An important question for any artist is: How can I built a career and simultaneously be true to myself? It’s an important question, and during the twenty years I’ve taught writing, hundreds of students have expressed the belief that success and personal integrity are mutually exclusive.

The Lifewriting™ approach to fiction suggests that not only do these two qualities overlap, but that the safest, surest, most satisfying path to discovering your true voice, your deepest creative flow, and ultimately crafting the most satisfying career, is to be true to yourself. It suggests that Aristotle’s famous debate concerning the relative merits of plot and character is a trick: Plot and character are actually two sides of the same coin. Character is best revealed through action. And plot is merely what happens when a given character engages with a specific situation. It is not only possible, but advisable, to shift back and forth between those perspectives, seeking to create a seamless whole.
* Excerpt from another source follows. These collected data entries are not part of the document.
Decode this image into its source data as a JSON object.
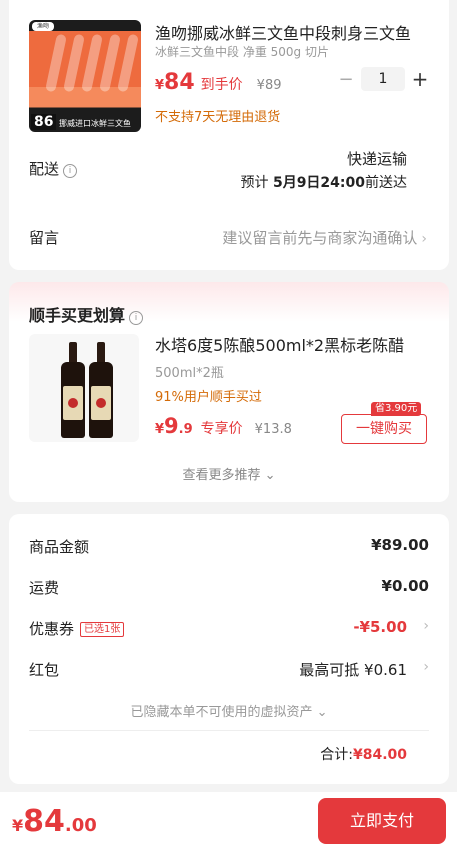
{
  "product": {
    "title": "渔吻挪威冰鲜三文鱼中段刺身三文鱼",
    "spec": "冰鲜三文鱼中段 净重 500g 切片",
    "price_currency": "¥",
    "price": "84",
    "price_tag": "到手价",
    "original_price": "¥89",
    "quantity": "1",
    "return_policy": "不支持7天无理由退货",
    "image_badge": "86",
    "image_logo": "渔吻",
    "image_text": "挪威进口冰鲜三文鱼"
  },
  "delivery": {
    "label": "配送",
    "method": "快递运输",
    "eta_prefix": "预计",
    "eta_date": "5月9日24:00",
    "eta_suffix": "前送达"
  },
  "message": {
    "label": "留言",
    "placeholder": "建议留言前先与商家沟通确认"
  },
  "recommend": {
    "section_title": "顺手买更划算",
    "title": "水塔6度5陈酿500ml*2黑标老陈醋",
    "spec": "500ml*2瓶",
    "bought_text": "91%用户顺手买过",
    "price_currency": "¥",
    "price_int": "9",
    "price_dec": ".9",
    "price_tag": "专享价",
    "original_price": "¥13.8",
    "save_tag": "省3.90元",
    "buy_label": "一键购买",
    "more_label": "查看更多推荐"
  },
  "summary": {
    "goods_label": "商品金额",
    "goods_value": "¥89.00",
    "shipping_label": "运费",
    "shipping_value": "¥0.00",
    "coupon_label": "优惠券",
    "coupon_tag": "已选1张",
    "coupon_value": "-¥5.00",
    "redpacket_label": "红包",
    "redpacket_value": "最高可抵 ¥0.61",
    "hidden_assets": "已隐藏本单不可使用的虚拟资产",
    "total_label": "合计:",
    "total_value": "¥84.00"
  },
  "footer": {
    "currency": "¥",
    "amount_int": "84",
    "amount_dec": ".00",
    "pay_label": "立即支付"
  },
  "colors": {
    "accent": "#e4393c",
    "warning": "#d46b08",
    "background": "#f3f3f3"
  },
  "icons": [
    "info-icon",
    "chevron-right-icon",
    "chevron-down-icon",
    "minus-icon",
    "plus-icon"
  ]
}
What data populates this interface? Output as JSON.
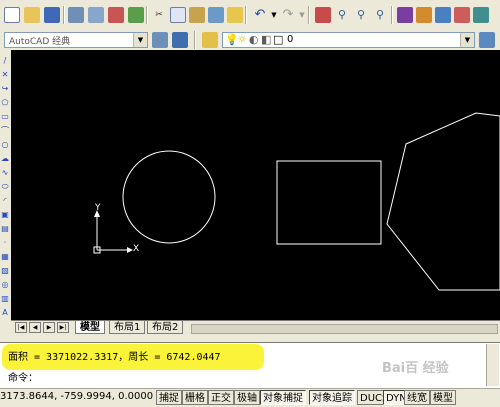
{
  "toolbar": {
    "workspace": "AutoCAD 经典",
    "layer_value": "0"
  },
  "canvas": {
    "ucs_x_label": "X",
    "ucs_y_label": "Y"
  },
  "layout_tabs": [
    "模型",
    "布局1",
    "布局2"
  ],
  "command_history": [
    "面积 = 3371022.3317，周长 = 6742.0447"
  ],
  "command_prompt": "命令：",
  "status": {
    "coordinates": "3173.8644,  -759.9994, 0.0000",
    "toggles": [
      "捕捉",
      "栅格",
      "正交",
      "极轴",
      "对象捕捉",
      "对象追踪",
      "DUCS",
      "DYN",
      "线宽",
      "模型"
    ]
  },
  "watermark": "Bai百 经验"
}
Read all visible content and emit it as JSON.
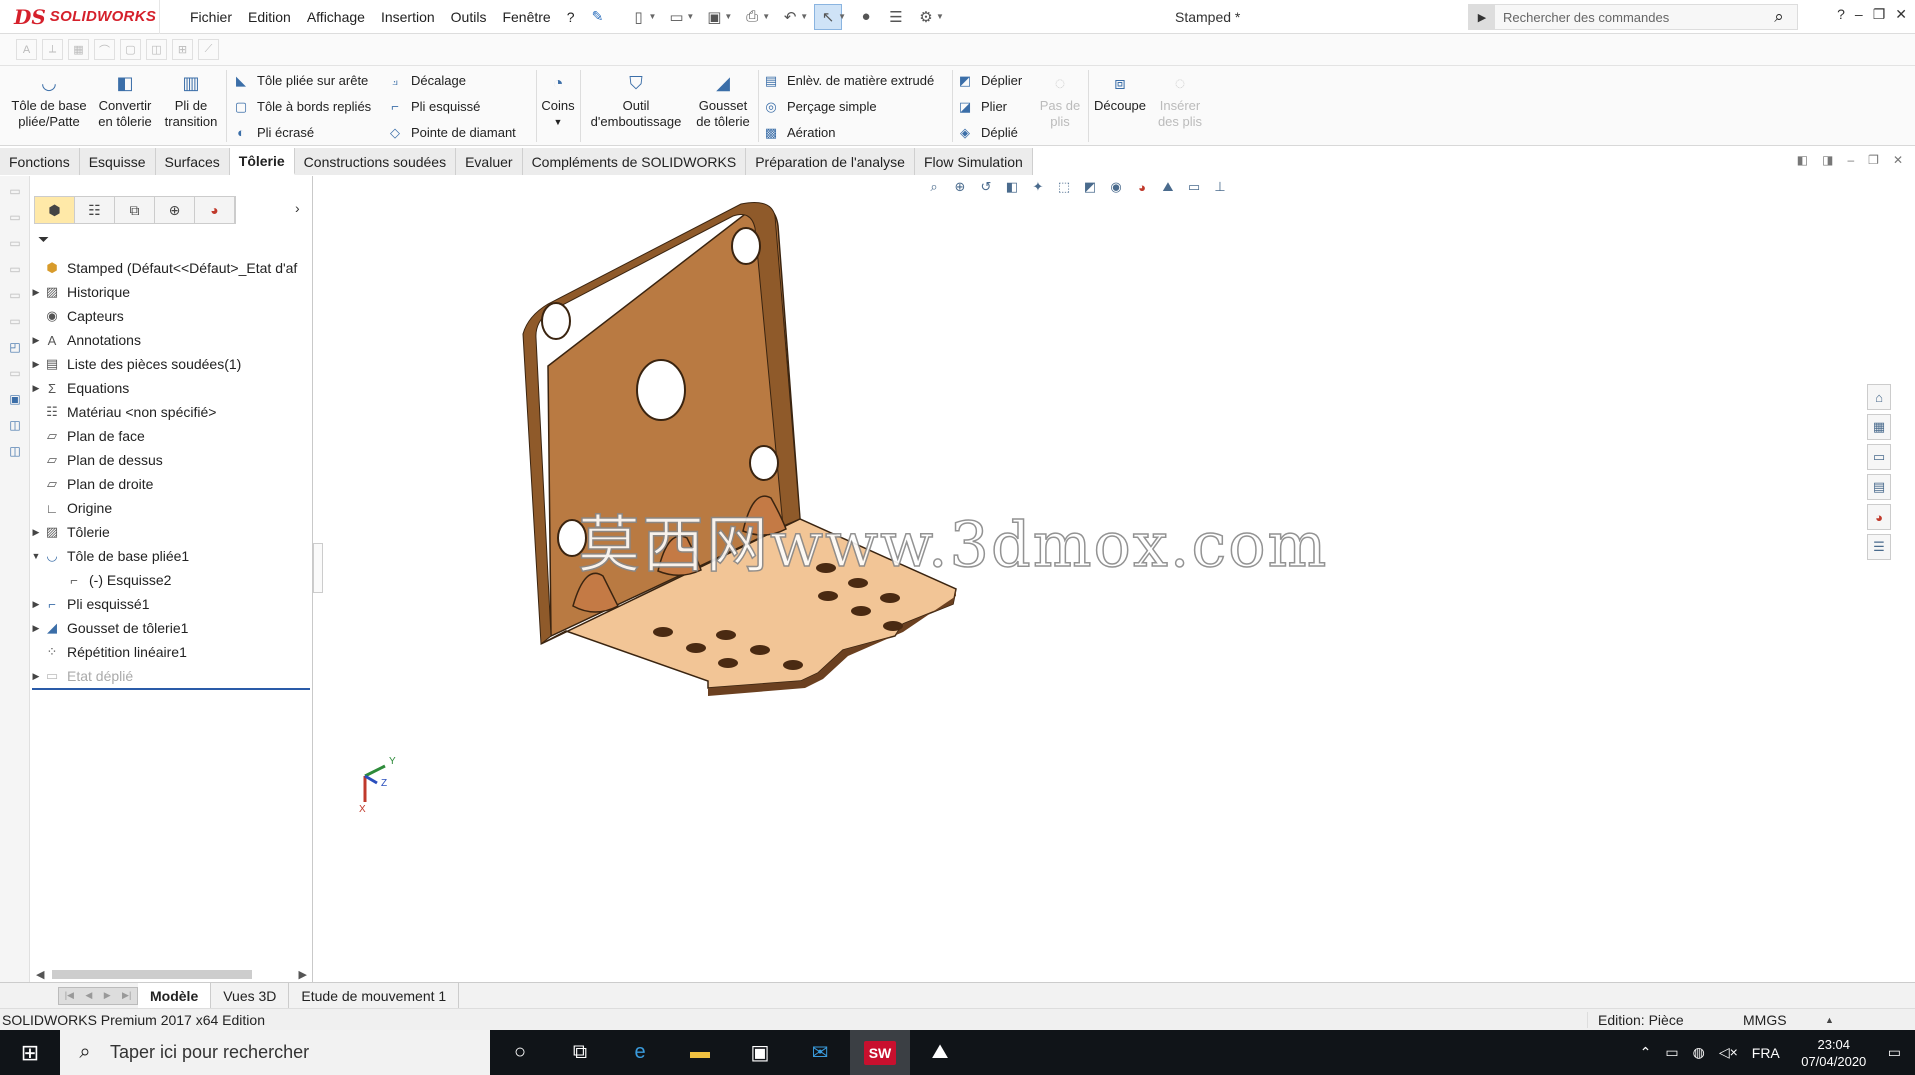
{
  "titlebar": {
    "logo_ds": "DS",
    "logo_text": "SOLIDWORKS",
    "menu": [
      "Fichier",
      "Edition",
      "Affichage",
      "Insertion",
      "Outils",
      "Fenêtre",
      "?"
    ],
    "document_title": "Stamped *",
    "search_placeholder": "Rechercher des commandes",
    "help": "?"
  },
  "ribbon": {
    "tole_de_base": "Tôle de base pliée/Patte",
    "convertir": "Convertir en tôlerie",
    "pli_transition": "Pli de transition",
    "tole_pliee_arete": "Tôle pliée sur arête",
    "tole_bords_replies": "Tôle à bords repliés",
    "pli_ecrase": "Pli écrasé",
    "decalage": "Décalage",
    "pli_esquisse": "Pli esquissé",
    "pointe_diamant": "Pointe de diamant",
    "coins": "Coins",
    "outil_emboutissage": "Outil d'emboutissage",
    "gousset": "Gousset de tôlerie",
    "enlev_matiere": "Enlèv. de matière extrudé",
    "percage": "Perçage simple",
    "aeration": "Aération",
    "deplier": "Déplier",
    "plier": "Plier",
    "deplie": "Déplié",
    "pas_de_plis": "Pas de plis",
    "decoupe": "Découpe",
    "inserer_plis": "Insérer des plis"
  },
  "tabs": [
    "Fonctions",
    "Esquisse",
    "Surfaces",
    "Tôlerie",
    "Constructions soudées",
    "Evaluer",
    "Compléments de SOLIDWORKS",
    "Préparation de l'analyse",
    "Flow Simulation"
  ],
  "tree": {
    "root": "Stamped  (Défaut<<Défaut>_Etat d'af",
    "nodes": [
      "Historique",
      "Capteurs",
      "Annotations",
      "Liste des pièces soudées(1)",
      "Equations",
      "Matériau <non spécifié>",
      "Plan de face",
      "Plan de dessus",
      "Plan de droite",
      "Origine",
      "Tôlerie",
      "Tôle de base pliée1",
      "(-) Esquisse2",
      "Pli esquissé1",
      "Gousset de tôlerie1",
      "Répétition linéaire1",
      "Etat déplié"
    ]
  },
  "graphics": {
    "watermark": "莫西网www.3dmox.com",
    "triad_x": "X",
    "triad_y": "Y",
    "triad_z": "Z",
    "part_color": "#b8783f"
  },
  "bottom_tabs": [
    "Modèle",
    "Vues 3D",
    "Etude de mouvement 1"
  ],
  "status": {
    "edition": "SOLIDWORKS Premium 2017 x64 Edition",
    "mode": "Edition: Pièce",
    "units": "MMGS"
  },
  "taskbar": {
    "search_placeholder": "Taper ici pour rechercher",
    "sw_label": "SW",
    "language": "FRA",
    "time": "23:04",
    "date": "07/04/2020"
  }
}
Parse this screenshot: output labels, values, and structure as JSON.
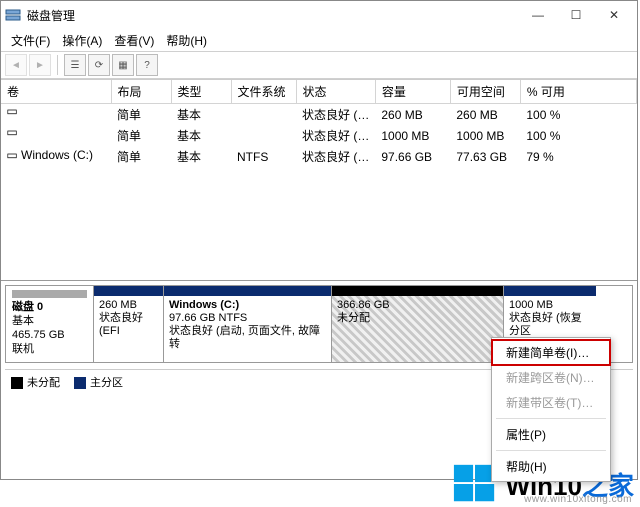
{
  "title": "磁盘管理",
  "menu": {
    "file": "文件(F)",
    "action": "操作(A)",
    "view": "查看(V)",
    "help": "帮助(H)"
  },
  "columns": {
    "volume": "卷",
    "layout": "布局",
    "type": "类型",
    "fs": "文件系统",
    "status": "状态",
    "capacity": "容量",
    "free": "可用空间",
    "pctfree": "% 可用"
  },
  "volumes": [
    {
      "name": "",
      "layout": "简单",
      "type": "基本",
      "fs": "",
      "status": "状态良好 (…",
      "capacity": "260 MB",
      "free": "260 MB",
      "pct": "100 %"
    },
    {
      "name": "",
      "layout": "简单",
      "type": "基本",
      "fs": "",
      "status": "状态良好 (…",
      "capacity": "1000 MB",
      "free": "1000 MB",
      "pct": "100 %"
    },
    {
      "name": "Windows (C:)",
      "layout": "简单",
      "type": "基本",
      "fs": "NTFS",
      "status": "状态良好 (…",
      "capacity": "97.66 GB",
      "free": "77.63 GB",
      "pct": "79 %"
    }
  ],
  "disk": {
    "hdr": {
      "label": "磁盘 0",
      "type": "基本",
      "size": "465.75 GB",
      "status": "联机"
    },
    "parts": [
      {
        "kind": "primary",
        "width": 70,
        "line1": "",
        "line2": "260 MB",
        "line3": "状态良好 (EFI"
      },
      {
        "kind": "primary",
        "width": 168,
        "line1": "Windows  (C:)",
        "line2": "97.66 GB NTFS",
        "line3": "状态良好 (启动, 页面文件, 故障转"
      },
      {
        "kind": "unalloc",
        "width": 172,
        "line1": "",
        "line2": "366.86 GB",
        "line3": "未分配",
        "hatched": true
      },
      {
        "kind": "primary",
        "width": 92,
        "line1": "",
        "line2": "1000 MB",
        "line3": "状态良好 (恢复分区"
      }
    ]
  },
  "legend": {
    "unalloc": "未分配",
    "primary": "主分区"
  },
  "ctx": {
    "new_simple": "新建简单卷(I)…",
    "new_span": "新建跨区卷(N)…",
    "new_stripe": "新建带区卷(T)…",
    "props": "属性(P)",
    "help": "帮助(H)"
  },
  "watermark": {
    "text_a": "Win10",
    "text_b": "之家",
    "url": "www.win10xitong.com"
  }
}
How do you, personally, define character? You MUST have some theory or feeling for the human condition, or you’ll have nothing to write about. The best and simplest way to learn characterization is to study psychology. And the best psychological study is yourself. Why? Because you have more information about what makes you you than you will ever have about what makes anyone else tick.

What this path demands is the honesty and courage to look deeply into your own life, and some model to organize the different aspects of your personality and emotional history. Then you need some mechanism to help you apply your discoveries to your writing.

The very finest model of the human condition is the 6,000 year old model from India, the “chakras” of yoga. Supposedly seven energy centers within and around the human body, they mirror Maslow’s hierarchy of human needs. Both yogis and psychologists suggest that until the “lower” more basic needs are met, one cannot move to the next level of life.

The Chakras represent survival, sexuality, power, emotion, communication, intellect, and spirit. Let’s take a peek into the way each of these “levels” can be used to connect your inner emotional world, and your writing.

1) Survival. What are your deepest fears? Remember that fear underlies most anger, and fear turned inside-out inspires most comedy. What comic or horrific use can you make of your own most secret fears? Create characters with the same concern and needs. I promise you: plenty of your readers will have the same problems. Die Hard and a hundred other movies a year punch this button. We fear dying, disfigurement, abandonment, old age, and disease—all survival values. All superb story sources.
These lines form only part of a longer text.